We’re beginning to see exactly how benchmarking initiatives can improve the energy efficiency of multifamily properties. Benchmarking provides building owners and tenants with information on how their buildings’ energy consumption compares to that of similar buildings. This knowledge allows owners to identify and prioritize potential investments in energy-saving equipment and operational changes. Our new local policy toolkit item, Benefits of Benchmarking Initiatives in the Multifamily Market, reviews the existing research on how these initiatives can facilitate energy efficiency investments.
City-led initiatives to support benchmarking
Several trends are contributing to the uptick in benchmarking of multifamily properties. Voluntary programs are widespread, but an increasing number of cities are requiring benchmarking. Eighteen cities now require owners of multifamily buildings to benchmark their energy use. With mandatory ordinances, cities require owners to benchmark their buildings and make the results accessible to the public. Online portals, such as the one hosted by Elevate Energy in Chicago, allow the public to easily compare the energy performance of large buildings.
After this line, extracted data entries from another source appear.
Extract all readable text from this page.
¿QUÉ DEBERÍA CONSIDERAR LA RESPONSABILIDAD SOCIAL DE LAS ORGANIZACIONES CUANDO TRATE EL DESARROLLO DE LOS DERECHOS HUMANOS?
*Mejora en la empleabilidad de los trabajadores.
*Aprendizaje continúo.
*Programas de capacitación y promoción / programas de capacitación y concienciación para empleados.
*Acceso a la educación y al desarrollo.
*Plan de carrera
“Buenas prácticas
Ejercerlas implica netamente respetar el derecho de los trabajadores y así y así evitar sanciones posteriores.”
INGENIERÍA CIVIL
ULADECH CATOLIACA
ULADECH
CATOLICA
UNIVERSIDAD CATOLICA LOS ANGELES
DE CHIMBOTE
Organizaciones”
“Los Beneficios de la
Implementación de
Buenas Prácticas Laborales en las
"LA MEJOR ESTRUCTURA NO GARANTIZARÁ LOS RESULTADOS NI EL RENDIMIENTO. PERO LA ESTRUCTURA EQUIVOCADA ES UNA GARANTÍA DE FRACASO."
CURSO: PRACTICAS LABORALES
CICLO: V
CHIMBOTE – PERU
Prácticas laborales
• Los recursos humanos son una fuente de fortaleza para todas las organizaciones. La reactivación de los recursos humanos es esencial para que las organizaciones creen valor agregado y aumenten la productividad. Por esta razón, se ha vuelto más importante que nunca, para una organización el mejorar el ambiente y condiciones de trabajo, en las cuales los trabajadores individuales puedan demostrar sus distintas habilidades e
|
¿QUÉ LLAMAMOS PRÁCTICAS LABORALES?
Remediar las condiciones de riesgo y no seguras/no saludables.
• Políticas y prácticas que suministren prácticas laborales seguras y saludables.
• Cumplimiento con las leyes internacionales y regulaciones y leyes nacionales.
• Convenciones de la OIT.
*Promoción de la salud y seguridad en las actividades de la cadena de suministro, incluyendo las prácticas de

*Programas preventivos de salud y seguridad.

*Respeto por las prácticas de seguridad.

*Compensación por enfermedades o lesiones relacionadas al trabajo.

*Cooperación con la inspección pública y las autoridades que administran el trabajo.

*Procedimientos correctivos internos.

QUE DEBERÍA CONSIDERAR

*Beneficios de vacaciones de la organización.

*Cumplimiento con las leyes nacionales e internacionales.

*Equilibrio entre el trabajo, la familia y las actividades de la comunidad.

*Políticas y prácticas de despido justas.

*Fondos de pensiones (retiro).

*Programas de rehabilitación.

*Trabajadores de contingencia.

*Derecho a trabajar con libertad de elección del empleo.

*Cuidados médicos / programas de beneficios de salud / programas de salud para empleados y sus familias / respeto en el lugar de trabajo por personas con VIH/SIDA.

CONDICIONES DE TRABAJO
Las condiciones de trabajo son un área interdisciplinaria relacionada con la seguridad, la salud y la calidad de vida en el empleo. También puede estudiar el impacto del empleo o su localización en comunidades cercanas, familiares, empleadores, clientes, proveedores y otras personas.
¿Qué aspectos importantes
When adopting mandatory ordinances or voluntary initiatives, cities must engage many community stakeholders and address the availability of whole-building energy use data for multifamily owners. Property owners need access to these data to participate in benchmarking, but many utility companies do not currently provide this information. It can be difficult and time consuming for owners to collect energy data for an entire building without utility support because they must secure each tenant’s authorization to access his or her energy data.
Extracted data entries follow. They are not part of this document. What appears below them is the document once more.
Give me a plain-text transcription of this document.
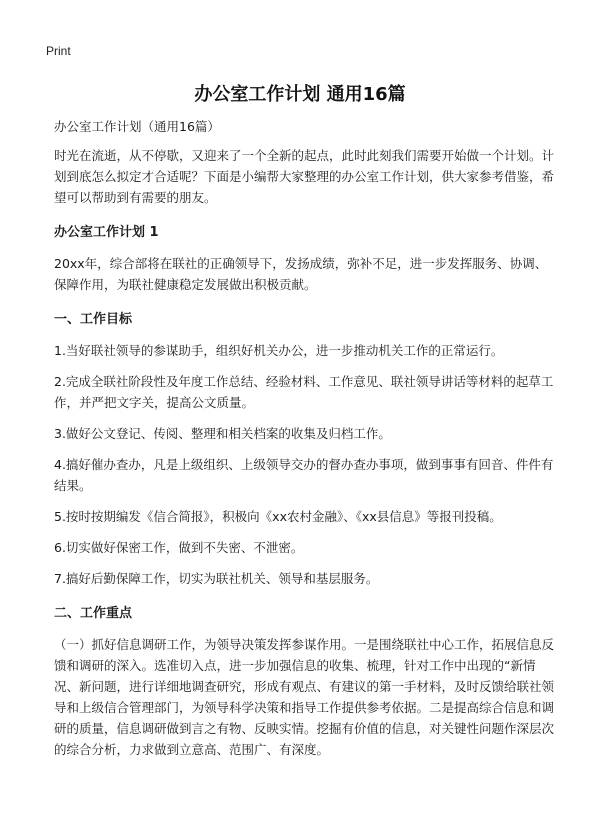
Print
办公室工作计划 通用16篇

办公室工作计划（通用16篇）

时光在流逝，从不停歇，又迎来了一个全新的起点，此时此刻我们需要开始做一个计划。计划到底怎么拟定才合适呢？下面是小编帮大家整理的办公室工作计划，供大家参考借鉴，希望可以帮助到有需要的朋友。

办公室工作计划 1

20xx年，综合部将在联社的正确领导下，发扬成绩，弥补不足，进一步发挥服务、协调、保障作用，为联社健康稳定发展做出积极贡献。

一、工作目标

1.当好联社领导的参谋助手，组织好机关办公，进一步推动机关工作的正常运行。

2.完成全联社阶段性及年度工作总结、经验材料、工作意见、联社领导讲话等材料的起草工作，并严把文字关，提高公文质量。

3.做好公文登记、传阅、整理和相关档案的收集及归档工作。

4.搞好催办查办，凡是上级组织、上级领导交办的督办查办事项，做到事事有回音、件件有结果。

5.按时按期编发《信合简报》，积极向《xx农村金融》、《xx县信息》等报刊投稿。

6.切实做好保密工作，做到不失密、不泄密。

7.搞好后勤保障工作，切实为联社机关、领导和基层服务。

二、工作重点

（一）抓好信息调研工作，为领导决策发挥参谋作用。一是围绕联社中心工作，拓展信息反馈和调研的深入。选准切入点，进一步加强信息的收集、梳理，针对工作中出现的“新情况、新问题，进行详细地调查研究，形成有观点、有建议的第一手材料，及时反馈给联社领导和上级信合管理部门，为领导科学决策和指导工作提供参考依据。二是提高综合信息和调研的质量，信息调研做到言之有物、反映实情。挖掘有价值的信息，对关键性问题作深层次的综合分析，力求做到立意高、范围广、有深度。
Fortunately, several utilities are addressing this concern and adopting standard practices for providing anonymized aggregate tenant data to building owners. Here are the paths that three cities have taken in working with utilities to make these data available:
Energy efficiency outcomes
Increasing evidence suggests that benchmarking can lead to substantial energy and cost savings within multifamily buildings. A recent national study of more than 50,000 multifamily buildings found that benchmarking and support services could save 4% of energy and water use in a building after one year. Those that pursue a retrofit can save double that amount.
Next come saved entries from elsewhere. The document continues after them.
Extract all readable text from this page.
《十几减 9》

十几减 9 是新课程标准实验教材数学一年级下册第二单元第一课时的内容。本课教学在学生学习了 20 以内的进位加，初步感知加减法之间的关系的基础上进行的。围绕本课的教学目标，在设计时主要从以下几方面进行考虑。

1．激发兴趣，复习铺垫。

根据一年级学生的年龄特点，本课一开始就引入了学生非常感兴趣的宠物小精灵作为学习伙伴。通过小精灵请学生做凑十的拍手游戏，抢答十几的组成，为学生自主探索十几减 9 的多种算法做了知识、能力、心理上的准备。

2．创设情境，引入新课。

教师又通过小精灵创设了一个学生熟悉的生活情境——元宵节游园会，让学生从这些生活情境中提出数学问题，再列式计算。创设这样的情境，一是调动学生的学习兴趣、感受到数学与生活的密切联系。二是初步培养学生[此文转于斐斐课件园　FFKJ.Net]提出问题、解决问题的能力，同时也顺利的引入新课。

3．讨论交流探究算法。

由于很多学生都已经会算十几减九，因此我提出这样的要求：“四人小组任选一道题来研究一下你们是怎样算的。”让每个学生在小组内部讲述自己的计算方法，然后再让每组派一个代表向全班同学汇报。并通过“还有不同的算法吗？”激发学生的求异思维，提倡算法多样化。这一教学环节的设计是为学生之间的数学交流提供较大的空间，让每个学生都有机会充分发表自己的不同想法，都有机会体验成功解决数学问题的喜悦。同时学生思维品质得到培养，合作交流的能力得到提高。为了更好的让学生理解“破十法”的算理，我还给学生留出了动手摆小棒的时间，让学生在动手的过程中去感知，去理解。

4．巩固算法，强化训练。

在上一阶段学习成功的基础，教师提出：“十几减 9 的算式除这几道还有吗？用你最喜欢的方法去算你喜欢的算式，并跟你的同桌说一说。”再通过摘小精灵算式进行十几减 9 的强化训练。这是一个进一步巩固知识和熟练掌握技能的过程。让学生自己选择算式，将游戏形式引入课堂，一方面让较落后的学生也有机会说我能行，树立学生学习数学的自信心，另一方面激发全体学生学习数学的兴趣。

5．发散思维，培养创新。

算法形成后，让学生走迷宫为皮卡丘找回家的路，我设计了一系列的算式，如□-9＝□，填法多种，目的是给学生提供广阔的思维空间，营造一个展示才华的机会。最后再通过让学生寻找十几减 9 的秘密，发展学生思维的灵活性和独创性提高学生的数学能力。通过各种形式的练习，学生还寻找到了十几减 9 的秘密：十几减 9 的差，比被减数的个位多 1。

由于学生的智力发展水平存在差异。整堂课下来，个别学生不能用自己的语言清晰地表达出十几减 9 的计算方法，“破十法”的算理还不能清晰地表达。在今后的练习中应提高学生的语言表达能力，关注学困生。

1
While benchmarking increases owners’ or managers’ awareness of their building’s energy use, this increased awareness does not necessarily lead to energy savings. Cities, utilities, and community organizations must provide additional support to reduce the energy waste of apartments and condos. In addition to helping owners collect and report detailed whole-building energy data, our research has found that the most effective benchmarking initiatives provide:
- Full-time staff to help owners understand and use their energy data
- Low- or no-cost energy audits to identify potential efficiency upgrades
- Assistance with securing financing or other forms of funding for retrofits
Kansas City’s Clean Energy Resource Center provides an example of how city stakeholders can collaborate to provide such support. The community’s two major local utilities – Kansas City Power and Light and Laclede Gas – fund the work of the center with space and staff provided by area nonprofits. Center staff offer one-on-one training for building operators, commission building energy audits, identify financing for retrofit projects, and verify projects’ energy savings. While these no-cost services are helpful for the entire multifamily sector, they are especially critical for affordable multifamily properties that want to reduce energy use but have limited funding for efficiency projects.
Resources for cities
The growing number of cities facilitating the tracking and transparency of energy data in multifamily buildings can serve as models for other cities. In addition to the examples in our new toolkit, ACEEE recently highlighted several cities with multifamily benchmarking initiatives in our 2017 Energy Efficiency Scorecard. As more cities implement community-wide energy-savings and climate goals, they should view benchmarking as a low-cost strategy for engaging multifamily building owners in achieving community-wide energy-savings and climate goals.
Hannah Bastian contributed to this post.